Chatham Student Government Executive President Sarah Jugovic moderated the meeting, which was held in the Beckwith Auditorium in the Buhl Science Building.

In addition to asking questions at the meeting itself, Jugovic also carried a basket around with her in the hours leading up to the meeting, in which students could write questions on a piece paper and submit them to anonymously.  There was also a Twitter account to which students could submit questions.

At the meeting itself there were about 50 people including students, faculty, staff, and administration. This was different from past years, when the Town Hall meetings were exclusively for students.

The rationale behind including faculty, staff, and administration in the proceedings was to eliminated the “middle-man,” and make the lines of communication more direct between students and administration.

The meeting itself covered a broad variety of topics, but some of the most discussed topics had to do with Chatham University’s ongoing transition to coeducation and the changes that are occurring as a direct result of that transition.

One anonymous question spoke for a large portion of the student body when it voiced concerns about the recruitment of male athletes and whether or not it was disproportionate to the rest of the recruitment efforts.  In response, Amy Becher, Vice President of Enrollment, said that 20 percent of the current applicants for the 2015-2016 school year are men, and most of them are interested in Chatham for academic reasons, not sports.  To emphasize this point, she went on to say, “We’re targeting academics. We’re targeting regionally. We’re targeting music and arts.”

In fact, Becher pointed out that the first deposit from a male student was from a young man from Fox Chapel School District with a 4.0 G.P.A who is interested in social work, which elicited a cheer from the social work majors in the audience.

Another big question was whether or not current sports teams, like the tennis team, were cut to make room for men’s sports, in accordance with Title IX, which prohibits discrimination based on sex.  However Dean Zauyah Waite, Vice President for Student Affairs and Dean of Students assured students that this was not the case, explaining that Title IX says nothing about the number of sports teams, but rather its specifications are based on enrollment.

In regards to if the tennis team would be re-instated soon, Waite said, “Not in the near future, at this point in time…[but] we’re always looking for interest.”

Chatham University President Esther Barazzone then spoke up saying, “There’s something underlying these questions that needs to be addressed…anything that is cut is not cut to make room for men.”  Rather, she explained that the transition is meant to “enrich the experience for everyone.”

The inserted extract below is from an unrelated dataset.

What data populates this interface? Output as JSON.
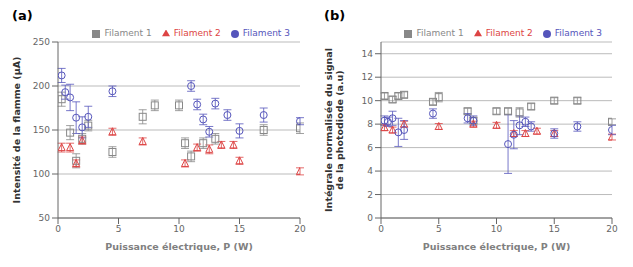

At this point in the meeting, Jugovic had the various Deans stand up and introduce themselves, including Darlene Motley, Dean of the College of Arts and Sciences and the College for Women; and William Lenz, Dean of Undergraduate Innovation.

Lenz spoke to the issue of the transition by saying that they had been, “meeting and talking about a number of issues that will have an impact on what happens next fall,” including general education requirements, tutorial and internship structure, professional development, and technology.  He also said that they would involve students more directly later in the process.

A concern of Alex Waasdorp, Class of 2018 President, was whether or not class sizes would remain small, but Motley allayed her worry when she said, “When you get more students, you get more professors,…classes, and resources.”

This led to a conversation about Chatham’s historic focus on liberal arts, with Lenz saying, “I can promise you the liberal arts are there–alive and well,” although he also said that it may not look quite the same as it has in the past.

Lenz went on to say, “We’re starting from ground zero–what should a meaningful Chatham College Undergraduate experience be?”

Merissa Clark then voiced her concerns that, “small majors where one professor teaches the whole curriculum,” are being neglected, and required classes are not being offered, to which Lenz responded that they would be conducting a “curriculum audit” to see where the various majors are falling short.

To close the meeting, administration once again asserted that the transition is a success, citing the fact that applications from the 2015-2016 school year are up 290 percent.  Through marketing efforts, including increased campus tours, they are “busting the myth” that surrounds Chatham, Becher said.

Jugovic also pointed out that people can still email or tweet the Chatham Student Government with questions and that information from the Town Hall meeting will be dispersed.